By Samantha Skelly
The mere thought of the holidays can sometimes give us chills. It can be difficult to take a step back from the hustle, bustle, egg nog guzzle, and stay calm amongst the jingling madness. It’s a time we often over-indulge, binge and feel a lot of guilt and shame when we ring in the New Year.
Mistletoe isn’t the only thing hanging over our heads during the holidays. It’s supposed to be a time to relax, kick back, welcome in gratitude, indulge with love and spend time laughing with loved ones. The unfortunate case is much the opposite—we tend to overfill our calendars with engagements, so full we can’t cope, we over-indulge on sweets, treats and alcohol & we throw ourselves into a downward self-deprecating spiral. What if we learnt to be more aware in our bodies so the Christmas season isn’t as stressful? What if we took a step back, invited mindfulness into the way we think about ourselves and indulged consciously without the backslap of guilt?
Start something new this holiday season
Humor me and let’s try something new this holiday season. Let’s start from the inside out. Focus your attention on how you want to feel this holiday season; take a moment and identify those feelings. Energized? Calm? Relaxed? Whatever it may be for you, hold a space for it in your mind. Self-acceptance is an inside-outside job. We must first figure out how we want to feel, and it starts from within. Can it really be that simple? YES is the answer. However, for years and years we’ve been brainwashed by the diet industry that we should be reaching for something external in order to cultivate those inner feelings. The next new diet pill, the next restrictive diet, the next celebrity endorsed obsession–whatever it is–we’ve all been there. What happens next? We hop on these fad diets, maybe lose a few pounds, then once we are sick of restricting and realize it’s not a sustainable way to live, we gain it all back plus more (insert vicious diet cycle here!)

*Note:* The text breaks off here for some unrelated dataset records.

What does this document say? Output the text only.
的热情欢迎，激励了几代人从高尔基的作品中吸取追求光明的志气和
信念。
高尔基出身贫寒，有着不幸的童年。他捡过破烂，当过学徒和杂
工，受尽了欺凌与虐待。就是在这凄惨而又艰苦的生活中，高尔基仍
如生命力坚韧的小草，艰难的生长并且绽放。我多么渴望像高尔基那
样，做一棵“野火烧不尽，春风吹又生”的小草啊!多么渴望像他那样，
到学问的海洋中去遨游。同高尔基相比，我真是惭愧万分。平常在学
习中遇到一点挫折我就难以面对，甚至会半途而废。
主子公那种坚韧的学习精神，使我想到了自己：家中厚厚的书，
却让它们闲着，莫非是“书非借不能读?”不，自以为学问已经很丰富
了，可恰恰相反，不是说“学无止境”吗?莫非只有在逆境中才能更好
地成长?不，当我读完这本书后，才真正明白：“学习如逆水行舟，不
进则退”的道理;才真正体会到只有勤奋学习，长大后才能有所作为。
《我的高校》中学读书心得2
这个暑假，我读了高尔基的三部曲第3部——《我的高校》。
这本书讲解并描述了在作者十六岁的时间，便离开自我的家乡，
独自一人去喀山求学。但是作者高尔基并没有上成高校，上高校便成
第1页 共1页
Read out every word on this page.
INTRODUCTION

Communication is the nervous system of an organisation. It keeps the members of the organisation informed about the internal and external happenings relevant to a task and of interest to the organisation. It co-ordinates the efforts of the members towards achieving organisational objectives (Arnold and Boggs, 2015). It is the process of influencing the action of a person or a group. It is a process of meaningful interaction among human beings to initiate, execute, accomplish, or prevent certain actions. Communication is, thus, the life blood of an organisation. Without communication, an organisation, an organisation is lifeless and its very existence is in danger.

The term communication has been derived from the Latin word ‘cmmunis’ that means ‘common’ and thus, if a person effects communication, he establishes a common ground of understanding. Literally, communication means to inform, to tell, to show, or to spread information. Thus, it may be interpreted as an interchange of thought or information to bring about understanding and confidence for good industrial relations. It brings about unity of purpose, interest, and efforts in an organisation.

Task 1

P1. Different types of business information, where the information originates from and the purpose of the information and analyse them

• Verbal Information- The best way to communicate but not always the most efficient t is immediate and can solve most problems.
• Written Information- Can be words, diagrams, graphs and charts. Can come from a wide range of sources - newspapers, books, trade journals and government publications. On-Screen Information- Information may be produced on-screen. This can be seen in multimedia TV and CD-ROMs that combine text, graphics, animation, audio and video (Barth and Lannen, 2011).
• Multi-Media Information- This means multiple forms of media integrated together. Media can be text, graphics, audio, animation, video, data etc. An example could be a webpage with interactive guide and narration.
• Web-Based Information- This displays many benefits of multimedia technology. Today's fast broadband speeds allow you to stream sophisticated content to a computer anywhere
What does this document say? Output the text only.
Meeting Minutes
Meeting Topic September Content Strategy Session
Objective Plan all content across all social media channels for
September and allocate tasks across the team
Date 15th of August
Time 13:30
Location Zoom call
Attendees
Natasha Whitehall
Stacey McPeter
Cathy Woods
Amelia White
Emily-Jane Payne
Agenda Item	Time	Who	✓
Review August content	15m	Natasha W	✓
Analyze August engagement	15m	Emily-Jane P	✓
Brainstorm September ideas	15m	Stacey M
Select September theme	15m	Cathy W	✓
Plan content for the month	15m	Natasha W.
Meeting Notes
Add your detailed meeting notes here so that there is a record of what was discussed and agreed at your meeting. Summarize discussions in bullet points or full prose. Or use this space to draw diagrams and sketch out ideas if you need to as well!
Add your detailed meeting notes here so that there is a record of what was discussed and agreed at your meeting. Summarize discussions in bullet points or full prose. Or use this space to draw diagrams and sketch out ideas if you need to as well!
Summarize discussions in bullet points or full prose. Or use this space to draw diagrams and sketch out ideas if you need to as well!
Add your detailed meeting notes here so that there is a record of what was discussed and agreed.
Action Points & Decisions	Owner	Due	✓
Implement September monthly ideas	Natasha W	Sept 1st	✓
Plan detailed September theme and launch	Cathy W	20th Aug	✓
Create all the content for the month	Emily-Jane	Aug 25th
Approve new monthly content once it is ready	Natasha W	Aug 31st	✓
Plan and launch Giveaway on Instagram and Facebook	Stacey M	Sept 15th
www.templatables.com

What would happen if you listened to your body?
Now, let’s assume for a moment we actually listened to our bodies. We didn’t impulsively binge on food we know isn’t going to nurture our body and we know will send us into a ‘binge, guilt, repeat’ cycle. We trust our bodies to perform miraculous tasks, we breathe automatically, we digest without thought, we even have the power to heal and repair after we harm ourselves.
Learning to love your body in today’s diet crazed world may seem like a ludicrous thought, I know. We tend to treat our body from a place of fear rather than love. We are told we aren’t “enough”by the multi-billion dollar weight loss industry every day of our lives. So this season, only thing hanging over your head should be mistletoe. I invite you to experiment with these three simple steps to make your holiday season more relaxed.
1. Get clear on how you want to feel
An empowering feeling, one that makes you feel powerful. When you are beginning to feel stressed come back to the feeling, focus on it. What you focus on you will feel.
2. Listen to your body
Ask yourself “Am I actually hungry?”This little question will be the deciding factor whether or not you dive head first into the sticky toffee pudding
3. Bring back the love
Shift your body perception from a place of fear to a place of love. Love is an insanely powerful position, it can be transformational. Start your day with appreciating one thing you love about your body.
How will you bring self-acceptance into your holiday?
Samantha Skelly is a health and wellness entrepreneur who aims to empower and inspire women worldwide to reach new peaks and achieve personal greatness through health and fitness. In 2014 Samantha founded her company Hungry for Happiness to empower those suffering from emotional eating, disordered eating & body image issues. She works with her clients to disconnect their identities from their disorders and design and create a life of freedom, abundance and optimal health. Samantha now is on a mission to shine the light on disordered eating internationally and help to lift those up who are suffering in silence.